Here is a build overview video I made before I turned him into an animated prop (he was originally a static prop). It goes into a lot of the detail of the different processes involved:


And here's a brief video of him in action:


Sculpting The Body

The whole prop is hard-coated with several coats of industrial polyurea/epoxy to give it fiberglass-like toughness, but for the armature and substrate I opted for less common methods. I first created armatures with aluminum wire, then used thin cardboard strips coated with contact cement to create a hollow, shell-shaped body, I then used a skim coat of commercial papier mache clay formula.

For the bumps, I used candy cabochon molds to cast various sized bumps -- over 1,000 total. I demanded and reshaped each one by hand before they fully hardened, since the creature looks much better with oddly shaped bumps rather than perfect domes. I also used epoxy putty to cemented small caps that I 3D printed. These are used to plug in the long spiny hairs, which are actually ostrich quills with the feather portion stripped away. They are removable for storage.

Sculpting The Legs

I sculpted the legs out of EPS foam using hot wire and rasp techniques to create surface texture. Because of the size and taper, I decided to create a PVC "skeleton" to strengthen them. This also allowed me to put in articulated joints to make the legs posable. Some of the smaller joint fittings (for 1/2" portions) weren't commercially available, so I had to design them in CAD and 3D print them. Before carving the foam, I routed out channels in 2" thick sheets of foam, inserted the PVC, and glued them together to create a 4" thick rough shapes for carving.

Sculpting The Mouth and Teeth

For the mouth, I designed the jaws in CAD and 3D printed the base for the jaws. I couldn't source such elongated human teeth so I carved them from scratch using sculpting foam, inspired by Tim Martin's class on foam carving. I then used sculpting epoxy that I pigmented a pinkish color to look like gums and used that to attach the teeth.

Sculpting The Head

For the head, I wanted it to be lightweight and hollow, and I also wanted to experiment with a different sculpting technique than I was used to. I first made a head form with foil and packing tape, wrapped that in clear cellophane and duct tape, then drew outlines of the shape, cut them out, flattened them and used as a template to make an "underskull" out of lightweight EVA foam -- it's a similar technique to how someone make a custom cosplay foam template. Once I had the underskull completed, I used foam clay to sculpt in all the facial details.

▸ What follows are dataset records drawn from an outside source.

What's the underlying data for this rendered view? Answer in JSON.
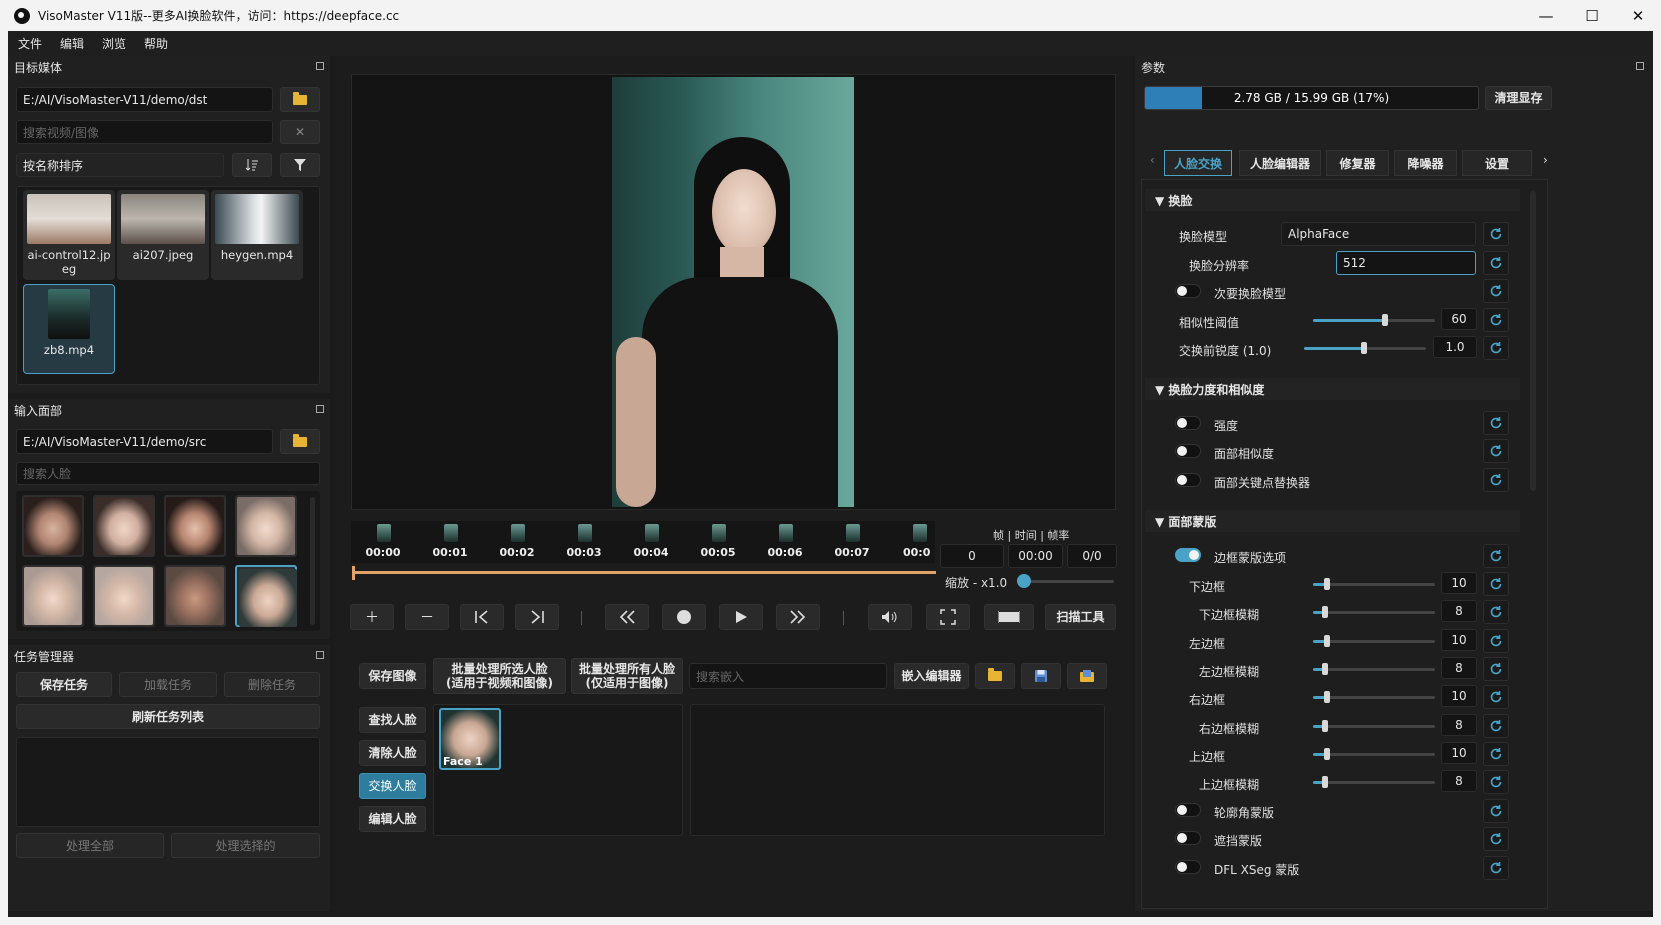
{
  "window": {
    "title": "VisoMaster V11版--更多AI换脸软件，访问：https://deepface.cc",
    "minimize": "—",
    "maximize": "☐",
    "close": "✕"
  },
  "menu": [
    "文件",
    "编辑",
    "浏览",
    "帮助"
  ],
  "target_media": {
    "title": "目标媒体",
    "path": "E:/AI/VisoMaster-V11/demo/dst",
    "search_placeholder": "搜索视频/图像",
    "clear": "✕",
    "sort_label": "按名称排序",
    "items": [
      {
        "name": "ai-control12.jpeg",
        "selected": false
      },
      {
        "name": "ai207.jpeg",
        "selected": false
      },
      {
        "name": "heygen.mp4",
        "selected": false
      },
      {
        "name": "zb8.mp4",
        "selected": true
      }
    ]
  },
  "input_faces": {
    "title": "输入面部",
    "path": "E:/AI/VisoMaster-V11/demo/src",
    "search_placeholder": "搜索人脸",
    "faces": [
      {
        "selected": false
      },
      {
        "selected": false
      },
      {
        "selected": false
      },
      {
        "selected": false
      },
      {
        "selected": false
      },
      {
        "selected": false
      },
      {
        "selected": false
      },
      {
        "selected": true
      }
    ]
  },
  "task_manager": {
    "title": "任务管理器",
    "save": "保存任务",
    "load": "加载任务",
    "delete": "删除任务",
    "refresh": "刷新任务列表",
    "process_all": "处理全部",
    "process_selected": "处理选择的"
  },
  "timeline": {
    "frames": [
      "00:00",
      "00:01",
      "00:02",
      "00:03",
      "00:04",
      "00:05",
      "00:06",
      "00:07",
      "00:0"
    ],
    "info_label": "帧 | 时间 | 帧率",
    "frame": "0",
    "time": "00:00",
    "fps": "0/0",
    "zoom_label": "缩放 - x1.0",
    "scan_tool": "扫描工具"
  },
  "face_actions": {
    "save_image": "保存图像",
    "batch_selected_l1": "批量处理所选人脸",
    "batch_selected_l2": "(适用于视频和图像)",
    "batch_all_l1": "批量处理所有人脸",
    "batch_all_l2": "(仅适用于图像)",
    "search_embed_placeholder": "搜索嵌入",
    "embed_editor": "嵌入编辑器",
    "find_face": "查找人脸",
    "clear_face": "清除人脸",
    "swap_face": "交换人脸",
    "edit_face": "编辑人脸",
    "detected_face_label": "Face 1"
  },
  "params": {
    "title": "参数",
    "vram_text": "2.78 GB / 15.99 GB (17%)",
    "vram_fraction": 0.17,
    "clear_vram": "清理显存",
    "tabs": [
      {
        "label": "人脸交换",
        "active": true
      },
      {
        "label": "人脸编辑器",
        "active": false
      },
      {
        "label": "修复器",
        "active": false
      },
      {
        "label": "降噪器",
        "active": false
      },
      {
        "label": "设置",
        "active": false
      }
    ],
    "sections": {
      "swap": "▼  换脸",
      "strength": "▼  换脸力度和相似度",
      "mask": "▼  面部蒙版"
    },
    "swap_model_label": "换脸模型",
    "swap_model_value": "AlphaFace",
    "swap_resolution_label": "换脸分辨率",
    "swap_resolution_value": "512",
    "secondary_model_label": "次要换脸模型",
    "similarity_label": "相似性阈值",
    "similarity_value": "60",
    "sharpness_label": "交换前锐度 (1.0)",
    "sharpness_value": "1.0",
    "strength_label": "强度",
    "face_similarity_label": "面部相似度",
    "landmark_label": "面部关键点替换器",
    "border_mask_label": "边框蒙版选项",
    "bottom_label": "下边框",
    "bottom_value": "10",
    "bottom_blur_label": "下边框模糊",
    "bottom_blur_value": "8",
    "left_label": "左边框",
    "left_value": "10",
    "left_blur_label": "左边框模糊",
    "left_blur_value": "8",
    "right_label": "右边框",
    "right_value": "10",
    "right_blur_label": "右边框模糊",
    "right_blur_value": "8",
    "top_label": "上边框",
    "top_value": "10",
    "top_blur_label": "上边框模糊",
    "top_blur_value": "8",
    "contour_label": "轮廓角蒙版",
    "occlusion_label": "遮挡蒙版",
    "xseg_label": "DFL XSeg 蒙版"
  },
  "colors": {
    "accent": "#4aa3c7",
    "folder": "#e7b533"
  }
}
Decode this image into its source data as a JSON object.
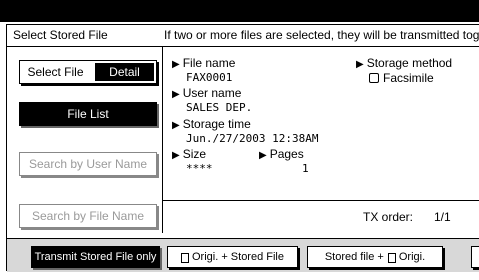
{
  "header": {
    "title": "Select Stored File",
    "info": "If two or more files are selected, they will be transmitted toge"
  },
  "view_toggle": {
    "select_file_label": "Select File",
    "detail_label": "Detail"
  },
  "left_buttons": {
    "file_list": "File List",
    "search_user": "Search by User Name",
    "search_file": "Search by File Name"
  },
  "details": {
    "file_name_label": "File name",
    "file_name_value": "FAX0001",
    "storage_method_label": "Storage method",
    "storage_method_value": "Facsimile",
    "user_name_label": "User name",
    "user_name_value": "SALES DEP.",
    "storage_time_label": "Storage time",
    "storage_time_value": "Jun./27/2003 12:38AM",
    "size_label": "Size",
    "size_value": "****",
    "pages_label": "Pages",
    "pages_value": "1"
  },
  "tx_order": {
    "label": "TX order:",
    "value": "1/1"
  },
  "bottom_buttons": {
    "transmit_only": "Transmit Stored File only",
    "orig_plus_stored": "Origi. + Stored File",
    "stored_plus_orig": "Stored file +",
    "stored_plus_orig_tail": "Origi."
  },
  "icons": [
    "triangle-right-icon",
    "fax-icon",
    "document-icon"
  ]
}
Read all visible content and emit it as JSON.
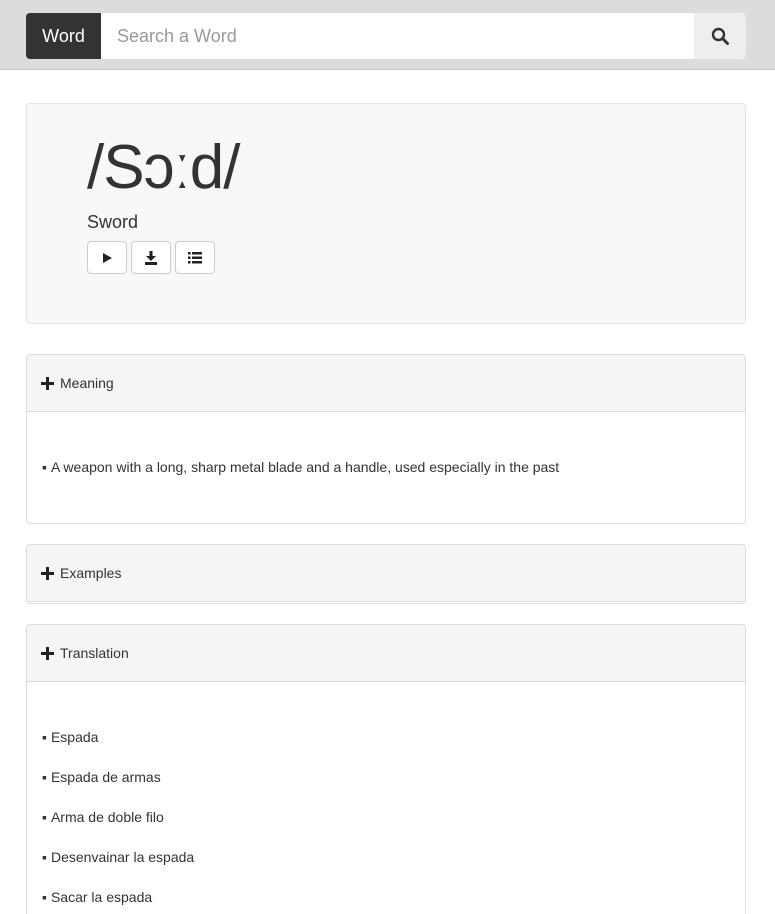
{
  "search": {
    "mode_label": "Word",
    "placeholder": "Search a Word",
    "value": ""
  },
  "entry": {
    "phonetic": "/Sɔːd/",
    "word": "Sword"
  },
  "actions": {
    "icons": [
      "play-icon",
      "download-icon",
      "list-icon"
    ]
  },
  "meaning": {
    "title": "Meaning",
    "items": [
      "A weapon with a long, sharp metal blade and a handle, used especially in the past"
    ]
  },
  "examples": {
    "title": "Examples"
  },
  "translation": {
    "title": "Translation",
    "items": [
      "Espada",
      "Espada de armas",
      "Arma de doble filo",
      "Desenvainar la espada",
      "Sacar la espada"
    ]
  },
  "colors": {
    "topbar": "#dcdcdc",
    "word_button": "#333333",
    "card": "#f8f8f8",
    "panel_header": "#f5f5f5"
  }
}
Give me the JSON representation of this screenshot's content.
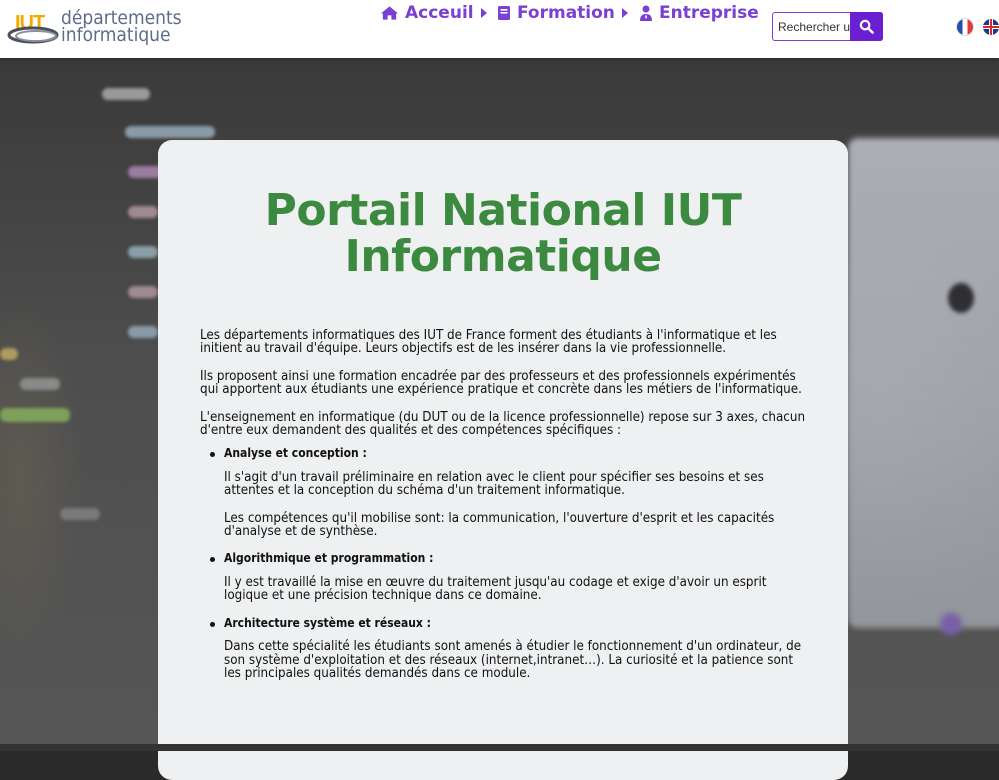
{
  "header": {
    "logo_iut": "IUT",
    "logo_line1": "départements",
    "logo_line2": "informatique",
    "nav": [
      {
        "label": "Acceuil",
        "icon": "home-icon",
        "has_submenu": true
      },
      {
        "label": "Formation",
        "icon": "book-icon",
        "has_submenu": true
      },
      {
        "label": "Entreprise",
        "icon": "user-tie-icon",
        "has_submenu": false
      }
    ],
    "search": {
      "placeholder": "Rechercher un",
      "icon": "search-icon"
    },
    "languages": [
      {
        "code": "fr",
        "icon": "flag-fr-icon"
      },
      {
        "code": "en",
        "icon": "flag-uk-icon"
      }
    ],
    "accent_color": "#7b3fd1"
  },
  "main": {
    "title": "Portail National IUT Informatique",
    "title_color": "#3c8a40",
    "paragraphs": [
      "Les départements informatiques des IUT de France forment des étudiants à l'informatique et les initient au travail d'équipe. Leurs objectifs est de les insérer dans la vie professionnelle.",
      "Ils proposent ainsi une formation encadrée par des professeurs et des professionnels expérimentés qui apportent aux étudiants une expérience pratique et concrète dans les métiers de l'informatique.",
      "L'enseignement en informatique (du DUT ou de la licence professionnelle) repose sur 3 axes, chacun d'entre eux demandent des qualités et des compétences spécifiques :"
    ],
    "axes": [
      {
        "title": "Analyse et conception :",
        "texts": [
          "Il s'agit d'un travail préliminaire en relation avec le client pour spécifier ses besoins et ses attentes et la conception du schéma d'un traitement informatique.",
          "Les compétences qu'il mobilise sont: la communication, l'ouverture d'esprit et les capacités d'analyse et de synthèse."
        ]
      },
      {
        "title": "Algorithmique et programmation :",
        "texts": [
          "Il y est travaillé la mise en œuvre du traitement jusqu'au codage et exige d'avoir un esprit logique et une précision technique dans ce domaine."
        ]
      },
      {
        "title": "Architecture système et réseaux :",
        "texts": [
          "Dans cette spécialité les étudiants sont amenés à étudier le fonctionnement d'un ordinateur, de son système d'exploitation et des réseaux (internet,intranet…). La curiosité et la patience sont les principales qualités demandés dans ce module."
        ]
      }
    ]
  }
}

Foam clay is a very different experience and took some getting used to, but I'm pleased with the results. I then hard-coated with the same coating as the res of the prop to strengthen and waterproof it.

Molding, Casting, and Lighting the Eyes

I needed 6 eyes total in 3 different sizes, so I decided to mold, cast and paint them from scratch, especially after watching the John Cherevka eye class on SWSCA. I also wanted them to subtly glow - in a realistic fashion like actual creatures that have reflective retinas ("tapetum lucidum") where only the pupil glows and the glowing intensity changes based on the viewing angle. So I designed a method to bounce the light off of the back of the eyes and pipe the light through light pipe "pupils".  I cast cabochons in silicone and also cast the oval pupils inserts that I designed in CAD and 3D printed. After casting the pupils in transparent epoxy, I used amber lens tape on the outside so they'd light up yellow.  I partially filled the molds with transparent epoxy then glued the light pipes to them then hand-painted the striations in the irises using heavy magnification.  Then I backfilled the sclera portions using epoxy that I tinted red. Finally, I soldered yellow LED arrays that pointed towards "retinas" domes that I 3D printed and painted white.



Airbrushing was the fun part, and I relied heavily on things I learned in the Stan Winston courses, e.g., taking the time to layer in a lot of different colors and details, using reference photos and looking for cues such as more translucent/bluish skin in certain areas, veining, mottling, bruising, blemishes, and such. Was heavily inspired by Steve Wang's "Creature Mask Painting" class, which is much more detailed and in a different medium (silicone) but many of the tips are universal. I also learned to be patient and and not rush. I decided to make the head more skin tone, more "fetal" which adds to the uncanny human-like features and distinguishes it from the hardened abdomen and tail. I also opted to make the legs more grayish, bone-like appearance, but with a vascular system. Once it was all done, I coated everything in a UVLS clear coat in gloss to increase the "sliminess" and provide water resistance and UV protection.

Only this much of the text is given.